Опыт ограниченности: «Госпожа Бовари» Гюстава Флобера

Наш дух не может быть удовлетворен, пока не добьется от себя ясного анализа того, что было им бессознательно произведено, или живого воссоздания того, что он перед тем терпеливо анализировал.

Марсель Пруст[310]

Понятие «буржуазности» у Флобера ассоциируется столько же с определенностью социального слоя, сколько с ограниченностью, которой отмечена человеческая жизнь вообще, хотя современная — особенно явно. Убожество духа торжествующе растекается, размазывается по лицу жизни, распространяясь даже на критиков, которые незаметно для себя — как правило, за недостатком самоиронии — оказываются «типичными представителями», если не апологетами критикуемого. Противоречивость обнаруживается, конечно, и в самом Флобере: его программной антибуржуазности (слово «буржуазофоб» он использовал иногда как вариант подписи) сопутствовал более чем буржуазный вкус — например, к обустроенности, упорядоченности быта, к дисциплине профессионального труда, — да и самый его снобизм в отношении буржуа, в сущности, буржуазен.

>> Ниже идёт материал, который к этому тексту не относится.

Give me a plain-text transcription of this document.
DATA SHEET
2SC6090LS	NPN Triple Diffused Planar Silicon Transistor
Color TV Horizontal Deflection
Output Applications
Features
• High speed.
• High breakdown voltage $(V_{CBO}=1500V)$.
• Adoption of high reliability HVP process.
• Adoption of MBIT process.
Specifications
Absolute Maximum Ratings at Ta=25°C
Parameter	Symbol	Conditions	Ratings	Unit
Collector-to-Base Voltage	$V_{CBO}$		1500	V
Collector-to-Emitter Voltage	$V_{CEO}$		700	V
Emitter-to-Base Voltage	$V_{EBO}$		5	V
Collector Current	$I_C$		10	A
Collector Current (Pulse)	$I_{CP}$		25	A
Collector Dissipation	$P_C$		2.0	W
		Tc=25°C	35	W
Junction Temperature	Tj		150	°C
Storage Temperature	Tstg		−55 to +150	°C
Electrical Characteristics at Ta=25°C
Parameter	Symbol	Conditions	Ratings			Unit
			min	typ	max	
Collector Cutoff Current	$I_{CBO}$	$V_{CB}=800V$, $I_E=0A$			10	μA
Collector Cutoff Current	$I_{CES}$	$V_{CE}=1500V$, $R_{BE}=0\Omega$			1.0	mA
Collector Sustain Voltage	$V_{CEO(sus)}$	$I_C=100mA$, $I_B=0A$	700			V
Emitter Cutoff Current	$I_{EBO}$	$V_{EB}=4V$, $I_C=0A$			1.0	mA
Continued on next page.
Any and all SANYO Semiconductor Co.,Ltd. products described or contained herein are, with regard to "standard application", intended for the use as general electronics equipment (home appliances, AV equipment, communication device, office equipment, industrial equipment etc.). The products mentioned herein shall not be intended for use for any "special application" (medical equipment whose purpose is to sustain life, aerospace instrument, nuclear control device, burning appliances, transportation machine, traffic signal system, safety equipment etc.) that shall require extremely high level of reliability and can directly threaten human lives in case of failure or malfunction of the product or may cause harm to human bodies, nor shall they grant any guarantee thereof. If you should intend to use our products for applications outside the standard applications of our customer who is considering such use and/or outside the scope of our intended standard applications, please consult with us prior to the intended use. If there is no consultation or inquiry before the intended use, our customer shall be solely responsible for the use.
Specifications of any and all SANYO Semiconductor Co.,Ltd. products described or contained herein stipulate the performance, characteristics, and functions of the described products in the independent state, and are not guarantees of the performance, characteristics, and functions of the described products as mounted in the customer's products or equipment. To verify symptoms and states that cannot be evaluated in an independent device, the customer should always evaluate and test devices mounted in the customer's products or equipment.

В качестве тотальной характеристики человеческой жизни, как синоним ее предельности, конечности, граничности «буржуазность» вызывает у Флобера сложную реакцию: в ней соединяются острое неприятие и любопытство, а временами едва ли не сочувствие. Глупо страдать по поводу несоответствия воображаемому совершенству, но абстрагироваться от этого источника страданий значило бы стать «еще глупее птиц»[311]. Сталкиваясь с обстоятельствами, которые на каждом шагу полагают «меру» нашим устремлениям, мы на каждом же шагу испытываем фрустрацию — но кто догадался бы, в отсутствие сопротивления, о жажде безмерности, которую человек в себе несет? В этом, для Флобера, — извечный парадокс существования.

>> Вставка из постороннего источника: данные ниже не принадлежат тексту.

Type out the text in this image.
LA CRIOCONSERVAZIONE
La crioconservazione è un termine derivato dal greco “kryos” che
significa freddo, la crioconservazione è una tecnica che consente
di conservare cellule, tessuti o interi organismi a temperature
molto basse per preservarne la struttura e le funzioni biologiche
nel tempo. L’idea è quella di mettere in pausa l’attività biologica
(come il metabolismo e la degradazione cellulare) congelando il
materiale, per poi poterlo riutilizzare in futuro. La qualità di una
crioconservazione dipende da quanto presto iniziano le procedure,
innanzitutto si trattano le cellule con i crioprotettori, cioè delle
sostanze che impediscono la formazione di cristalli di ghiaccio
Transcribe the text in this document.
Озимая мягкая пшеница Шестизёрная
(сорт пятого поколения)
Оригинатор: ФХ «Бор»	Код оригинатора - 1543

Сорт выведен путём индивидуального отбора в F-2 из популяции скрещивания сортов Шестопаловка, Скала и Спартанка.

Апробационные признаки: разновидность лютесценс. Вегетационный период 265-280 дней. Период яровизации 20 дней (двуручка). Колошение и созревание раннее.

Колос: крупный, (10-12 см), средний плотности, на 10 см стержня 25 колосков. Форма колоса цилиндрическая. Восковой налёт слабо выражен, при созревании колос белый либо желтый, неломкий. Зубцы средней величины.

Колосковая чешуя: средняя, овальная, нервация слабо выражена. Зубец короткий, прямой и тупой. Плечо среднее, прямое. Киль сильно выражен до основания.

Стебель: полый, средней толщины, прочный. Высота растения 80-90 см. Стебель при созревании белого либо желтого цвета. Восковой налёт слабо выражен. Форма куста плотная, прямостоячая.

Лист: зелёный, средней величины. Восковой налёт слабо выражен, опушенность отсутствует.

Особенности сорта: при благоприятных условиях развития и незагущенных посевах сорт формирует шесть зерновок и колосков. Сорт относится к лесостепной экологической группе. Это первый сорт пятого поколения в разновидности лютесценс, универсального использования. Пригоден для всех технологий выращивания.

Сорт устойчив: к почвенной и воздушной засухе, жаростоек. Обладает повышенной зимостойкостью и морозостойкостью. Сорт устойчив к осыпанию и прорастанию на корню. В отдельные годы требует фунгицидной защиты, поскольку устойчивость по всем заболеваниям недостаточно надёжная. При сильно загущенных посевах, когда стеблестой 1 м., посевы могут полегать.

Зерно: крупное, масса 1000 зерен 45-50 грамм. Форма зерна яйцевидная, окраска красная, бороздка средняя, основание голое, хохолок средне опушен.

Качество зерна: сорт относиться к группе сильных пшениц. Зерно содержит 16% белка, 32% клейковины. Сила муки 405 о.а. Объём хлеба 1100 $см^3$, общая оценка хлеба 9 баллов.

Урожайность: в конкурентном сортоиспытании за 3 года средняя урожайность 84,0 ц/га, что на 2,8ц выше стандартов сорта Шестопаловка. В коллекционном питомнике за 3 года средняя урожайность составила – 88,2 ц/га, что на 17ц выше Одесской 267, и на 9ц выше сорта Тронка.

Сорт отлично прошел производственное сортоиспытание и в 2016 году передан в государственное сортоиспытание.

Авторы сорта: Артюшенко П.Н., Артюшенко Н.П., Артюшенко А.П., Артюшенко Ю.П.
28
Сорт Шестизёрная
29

Опыт «граничности» ассоциируется нами, как правило, с наличием некоей объективности, неумолимо себя предъявляющей, с неподатливой инаковостью внешнего мира. Но Флоберу интереснее ситуации, в которых производителем этого опыта выступает сам человек — в силу торопливо-эгоистической готовности судить, заключать, делать окончательные выводы о смысле (vouloir conclure)[312] или в силу опасливо-самодовольной глухоты к подвижности смысла. Это и есть «секрет» глупости. И наоборот: даже самый малообещающий предмет-предел, став фокусом активного внимания, созерцания, исследования, обращается в пространство бесконечного смыслообразования: «Чтобы вещь стала интересной, надо просто посмотреть на нее подольше»[313]. В той мере, в какой литература предрасполагает к такому разглядыванию, она содержит в себе урок собственного прочтения и косвенно, стало быть, прочтения жизни. Прозу и поэзию, считал Флобер, можно было бы рассматривать как «особый орган, который фильтрует материю и, не изменяя, преображает ее»[314].

Глупые люди

Отвечая на упорные расспросы о том, какие именно из его личных переживаний или знакомств нашли отражение в «Госпоже Бовари», Флобер нередко утверждал: никакие, все в романе придумано[315]. Решительность таких отрицаний диктовалась, по-видимому, неприятием наивно-буквалистских прочтений, в которых не было недостатка, — ассоциаций Оме с конкретными провинциальными аптекарями, Бурнизьена с конкретными кюре, тех или иных городков с Ионвиллем и т. д. Отрицать присутствие автобиографического момента в романе нелепо: по образному, слегка ироническому выражению Марио Варгаса Льосы, личный опыт автора расползается по вымышленной им реальности, «как пятно, обнаруживая себя во множестве разнообразных ситуаций и характеров, иногда совершенно неожиданным образом»[316]. Нет такой мелкой бытовой привычки — особенно из числа вызывавших у Флобера отвращение, вроде рисования вилкой по салфетке, — которой он не наделил бы кого-нибудь из своих персонажей. Разумеется, в ткани романа любая из этих деталей реконтекстуализируется, переозначивается, и читатель в итоге имеет дело с опытом индивидуальным, но «ничьим» — предметом возможного отождествления и растождествления. Процесс этот начинается одновременно с началом романа.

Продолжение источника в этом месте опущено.